A week is famously a long time in politics, a week of action is probably even more intense. For those who might have missed it, last Tuesday marked the start of our week-long blitz of activity to clean up a particular part of the borough, in this case around Northolt Road.
Those with longer memories will recall the WOA scheme at its height from 2007 to 2010. It is an exercise where we, the council, join with police, fire and trading standards to give a specific area the full treatment – from deep cleaning of streets and overgrown areas to intelligence-led police activities to curb certain types of crime.
Tuesday proved a spectacular relaunch for the Week of Action. In the first part of the morning, we went to the homes of two suspected cannabis dealers, one of whom was found with 10 bags of the drug. Both are known to deal on the streets, and one is now being investigated for whether he has a proper claim on the council flat he lives in. Dealing drugs on the streets is patently a criminal activity; to do so from a flat that the taxpayers underwrite adds insult to injury. I take the view that social housing is a perk, not a privilege, and we will turf out people who misuse our precious housing stock.
But a more intriguing discovery was yet to come. Just a few yards from a high street bank off the Northolt Road, we came across a brothel occupied by four Romanian girls. The irony is, this property was only uncovered as it was checked for smoke alarm safety in the upper floor flats above shops. There were suspicions about the nature of this property as it was surveyed… no smoke without a fire alarm, you might say.
After police gained access, I stood in the hall as officers questioned these young women, one as young as 19. They came, they said, from the town of Corvinesti. They knew why they were coming to Britain, they said; to earn in a day what they could only scrape in a month back in Romania. The overheated rooms, complete with platform shoes, pathetic heart decorations and tea light candles, told their own sad story. One admitted their visa was a year out of date; others seemed to shrug their indifference as the Romanian-speaking PCSO quizzed them on their movements. Of course, brothels in London are hardly new. But how depressing that the oldest profession in the world is now being fuelled by the newest wave of migration.
Victims these working girls may be, but equally the people of Harrow did not ask to live next door to brothels, and we know the kind of anti-social behavior that lurks in the shadow penumbra of prostitution – drug dealing, anti-social men and occasionally violence. This brothel is being shut down, and where we find others, we will take similar action.

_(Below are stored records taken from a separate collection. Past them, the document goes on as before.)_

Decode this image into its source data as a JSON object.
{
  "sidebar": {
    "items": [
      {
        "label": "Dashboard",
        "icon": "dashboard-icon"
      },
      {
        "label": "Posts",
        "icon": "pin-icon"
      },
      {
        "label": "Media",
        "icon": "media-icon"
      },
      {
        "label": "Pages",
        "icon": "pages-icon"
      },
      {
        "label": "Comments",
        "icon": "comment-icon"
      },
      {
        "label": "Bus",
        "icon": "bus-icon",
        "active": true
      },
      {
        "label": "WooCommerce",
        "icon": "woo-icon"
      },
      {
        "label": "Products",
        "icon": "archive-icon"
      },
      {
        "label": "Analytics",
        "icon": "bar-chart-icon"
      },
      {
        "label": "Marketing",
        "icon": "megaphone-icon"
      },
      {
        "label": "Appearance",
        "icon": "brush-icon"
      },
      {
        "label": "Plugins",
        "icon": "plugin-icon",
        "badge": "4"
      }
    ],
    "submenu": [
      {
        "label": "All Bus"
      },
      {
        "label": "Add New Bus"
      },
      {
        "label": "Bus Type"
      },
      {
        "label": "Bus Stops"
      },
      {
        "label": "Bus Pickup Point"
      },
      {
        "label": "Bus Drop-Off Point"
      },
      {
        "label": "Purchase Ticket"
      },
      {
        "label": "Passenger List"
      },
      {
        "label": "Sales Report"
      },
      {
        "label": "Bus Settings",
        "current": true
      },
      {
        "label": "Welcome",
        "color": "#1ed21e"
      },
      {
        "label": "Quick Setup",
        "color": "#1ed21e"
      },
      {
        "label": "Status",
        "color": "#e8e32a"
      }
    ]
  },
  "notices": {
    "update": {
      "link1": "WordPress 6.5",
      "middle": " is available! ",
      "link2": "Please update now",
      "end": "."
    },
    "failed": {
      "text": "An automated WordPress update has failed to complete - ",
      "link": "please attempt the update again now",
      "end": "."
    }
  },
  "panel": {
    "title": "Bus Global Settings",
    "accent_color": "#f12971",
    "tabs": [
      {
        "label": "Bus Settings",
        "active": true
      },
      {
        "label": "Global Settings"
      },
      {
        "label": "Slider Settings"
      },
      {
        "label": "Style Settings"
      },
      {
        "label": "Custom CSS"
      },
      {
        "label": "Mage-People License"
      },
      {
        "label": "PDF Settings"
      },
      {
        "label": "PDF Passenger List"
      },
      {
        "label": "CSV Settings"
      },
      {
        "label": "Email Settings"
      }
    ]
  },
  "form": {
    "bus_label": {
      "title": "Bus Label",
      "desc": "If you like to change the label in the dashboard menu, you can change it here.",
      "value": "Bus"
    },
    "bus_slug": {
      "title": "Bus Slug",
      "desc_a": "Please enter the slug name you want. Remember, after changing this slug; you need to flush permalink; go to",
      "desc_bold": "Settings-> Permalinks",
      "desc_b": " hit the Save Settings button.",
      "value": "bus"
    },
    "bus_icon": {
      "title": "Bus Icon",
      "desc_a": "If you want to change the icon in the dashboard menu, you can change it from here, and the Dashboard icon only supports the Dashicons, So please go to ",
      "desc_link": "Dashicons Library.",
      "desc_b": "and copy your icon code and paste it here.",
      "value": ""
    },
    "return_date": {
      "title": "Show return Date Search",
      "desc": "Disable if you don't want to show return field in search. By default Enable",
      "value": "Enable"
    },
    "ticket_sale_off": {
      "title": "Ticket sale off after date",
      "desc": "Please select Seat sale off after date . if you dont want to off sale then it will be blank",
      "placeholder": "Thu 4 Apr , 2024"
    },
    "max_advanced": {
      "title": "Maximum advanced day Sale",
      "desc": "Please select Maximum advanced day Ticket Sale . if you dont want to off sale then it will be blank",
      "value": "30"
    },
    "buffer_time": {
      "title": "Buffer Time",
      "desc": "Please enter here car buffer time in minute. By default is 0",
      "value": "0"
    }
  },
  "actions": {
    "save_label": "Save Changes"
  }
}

Our staff endured a biting cold morning to hand out leaflets outside the Baptist Church and make clear the help the council can offer across the board, on its own and with volunteer groups. This authority is here to help people who need it, and these weeks are not just about enforcement – they are also about enabling those who need our help to access it.
The Weeks of Action will continue on a rolling basis, and I will have more to announce in future blogs. They are there to do three simple things – make Harrow cleaner, safer and fairer, and so far I’d say we are off to a bright start.
Last week ended on a promising note with a visit to Harrow by the deputy mayor of London, Sir Edward Lister. A major focus of his visit was our regeneration plan in and around Harrow on the Hill station. In particular, I pressed hard for the case for step-free access at Harrow on the Hill, a long-running issue I am passionate about. Harrow Council is committed to finding a solution to this issue – details of this will become clear in the budget – and I am hoping that Transport for London and the Mayor’s Office will back us.
In my view, step free access at this station is inarguable and Sir Edward was impressed by the strength of our case. I hope to hear hopeful noises from City Hall over investment at the station, and rest assured I will beat any train whistle in volume to make that case heard!